Numa colônia do Sul, na possível Alemanha Antártida lá do Terceiro Reich como sonhava Hitler, acompanhamos o cotidiano de Cristóvam, funcionário de um laticínio. O começo já demarca onde vamos passar os próximos 87 minutos. Tudo é branco, assepticamente branco. A fotografia Benjamín Echazarreta se aproveita da luz para chapar a imagem e do prateado pontual que a reflete. Nesse esfumação reflexo do reflexo, uma ranhura, ou melhor, um buraco expõe a realidade oculta: nada ali combina com o protagonista, vivido por Antônio Pitanga em mais uma atuação potente.
Vindo do norte, ele é o único negro do local e seu deslocamento é sempre destacado por Miranda Maria, na posição em cena, no caminhar sempre na direção contrária dos outros e na hostilidade das interações definida pelo roteiro. A trabalho de som – mais uma vez digo que Léo Bortolin é o hoje um dos melhores diretores de som do país – trabalha bem a tensão, também salientando a ruptura e separação entre essas duas realidades.
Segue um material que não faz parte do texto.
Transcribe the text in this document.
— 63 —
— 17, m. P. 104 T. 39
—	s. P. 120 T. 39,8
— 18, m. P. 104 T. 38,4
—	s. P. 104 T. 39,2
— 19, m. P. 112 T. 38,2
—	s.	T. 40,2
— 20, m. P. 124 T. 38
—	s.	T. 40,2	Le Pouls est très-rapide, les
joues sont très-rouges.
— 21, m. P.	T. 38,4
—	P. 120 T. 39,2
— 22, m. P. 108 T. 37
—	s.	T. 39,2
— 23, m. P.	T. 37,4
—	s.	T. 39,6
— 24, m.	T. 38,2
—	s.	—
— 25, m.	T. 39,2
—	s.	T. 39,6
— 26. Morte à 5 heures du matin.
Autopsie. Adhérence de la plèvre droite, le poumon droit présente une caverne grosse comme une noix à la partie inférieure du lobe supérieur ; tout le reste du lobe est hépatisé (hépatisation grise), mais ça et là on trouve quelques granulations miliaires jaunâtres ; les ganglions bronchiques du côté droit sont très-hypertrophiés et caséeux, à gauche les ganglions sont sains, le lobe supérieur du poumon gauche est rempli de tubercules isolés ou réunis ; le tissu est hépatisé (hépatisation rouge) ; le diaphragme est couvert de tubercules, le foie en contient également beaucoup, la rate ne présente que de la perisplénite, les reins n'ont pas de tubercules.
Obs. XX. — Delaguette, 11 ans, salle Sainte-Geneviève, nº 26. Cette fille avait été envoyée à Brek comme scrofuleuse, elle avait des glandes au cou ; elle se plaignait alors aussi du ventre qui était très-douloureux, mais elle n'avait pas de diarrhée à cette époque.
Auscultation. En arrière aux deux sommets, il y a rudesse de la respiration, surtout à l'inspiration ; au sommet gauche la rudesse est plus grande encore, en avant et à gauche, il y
Embora siga uma linha narrativa baseada na aleatoriedade, sem preocupar-se com a coesão, não há nada que se veja em tela ou se sinta que não corresponda com uma realidade que se conheça bem.
Nesse retrato de um presente que não se descola do passado, e nem quer isso, Casa de Antiguidades expõe discursos nacionalistas e excludentes, a pregação nazi-fascista e a perpetuação do mal, com as novas gerações replicando aquilo que vivenciam por uma vida, em uma espécie de versão brasileira de A Fita Branca temperada com o cinema caipira, que distingue o diretor, e algo do novo cinema indie europeu. Contextualmente, não há economia entre a internalização e estruturação de padrões e costumes, transformando o oprimido também em opressor e expandindo para além da fronteira territorial estabelecida a realidade do país.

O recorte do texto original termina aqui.